Post 3. First Occupants, 1750s-1780s

Early land ownership in present-day Wyckoff Township can be traced to the Romopock [or Ramopock] patent, a colonial land grant with a tangled history of claims and counterclaims involving indigenous tribes, proprietors (the official owners of the lands in the Province of East Jersey as originally determined by the British monarchy), land speculators and settlers. The first known settler at the Cedar Hill was likely Daniel Rutan. He acquired 469.2 acres no later than 1745 per a survey conducted in 1767-68 by the Proprietors of East Jersey to try and sort out the many competing claims.
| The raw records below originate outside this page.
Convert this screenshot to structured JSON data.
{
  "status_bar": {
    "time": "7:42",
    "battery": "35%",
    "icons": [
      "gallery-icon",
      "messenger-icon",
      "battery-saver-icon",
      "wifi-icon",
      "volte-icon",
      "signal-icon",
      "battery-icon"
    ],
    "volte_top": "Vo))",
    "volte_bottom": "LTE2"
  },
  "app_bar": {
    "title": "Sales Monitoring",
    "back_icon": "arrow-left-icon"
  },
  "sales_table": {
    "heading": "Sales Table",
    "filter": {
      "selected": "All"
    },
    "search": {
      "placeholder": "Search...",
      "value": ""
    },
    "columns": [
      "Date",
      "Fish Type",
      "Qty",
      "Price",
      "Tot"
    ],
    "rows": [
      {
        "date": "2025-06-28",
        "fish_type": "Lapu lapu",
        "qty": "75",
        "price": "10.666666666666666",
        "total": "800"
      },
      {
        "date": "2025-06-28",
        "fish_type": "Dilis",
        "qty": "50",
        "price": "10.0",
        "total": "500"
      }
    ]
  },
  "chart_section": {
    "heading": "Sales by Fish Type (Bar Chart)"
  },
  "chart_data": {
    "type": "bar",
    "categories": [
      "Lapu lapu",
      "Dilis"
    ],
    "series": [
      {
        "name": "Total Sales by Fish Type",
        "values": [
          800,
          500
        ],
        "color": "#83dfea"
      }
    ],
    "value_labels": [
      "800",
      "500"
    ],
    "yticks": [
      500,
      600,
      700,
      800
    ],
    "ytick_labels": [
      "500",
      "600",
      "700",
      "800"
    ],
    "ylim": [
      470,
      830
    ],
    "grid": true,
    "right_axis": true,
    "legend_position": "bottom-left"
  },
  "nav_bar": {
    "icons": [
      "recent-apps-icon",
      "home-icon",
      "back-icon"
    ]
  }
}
Daniel Rutan was a close descendant of Abraham Rutan (b.1658 in Metz, France-d. 1713), a French Huguenot who escaped his home country to avoid religious persecution. Abraham and his soon-to-be wife, Marie Petilion, traveled to New York from Mannheim, Lower Palatinate, Germany in 1680. The couple married that same year and settled in New Paltz, New York. Abraham and Marie Rutan had twelve children, including their eldest son Daniel (b. circa 1684-d. 1735). Eventually, Abraham and Marie Rutan’s children and grandchildren established households of their own in various parts of northeastern New Jersey and New York. The patriarchal tradition that sons inherit their father’s or grandfather’s name is prevalent in the Rutan family tree. The name Daniel Abraham or Abraham Daniel is seen in almost every branch of the early Rutan family, making it difficult to determine which generation of Daniel Rutans first owned and settled on the Romopock Tract. Nonetheless, archaeology has the potential to provide an important window into the culture of early French Huguenot settlers in this part of New Jersey and New York.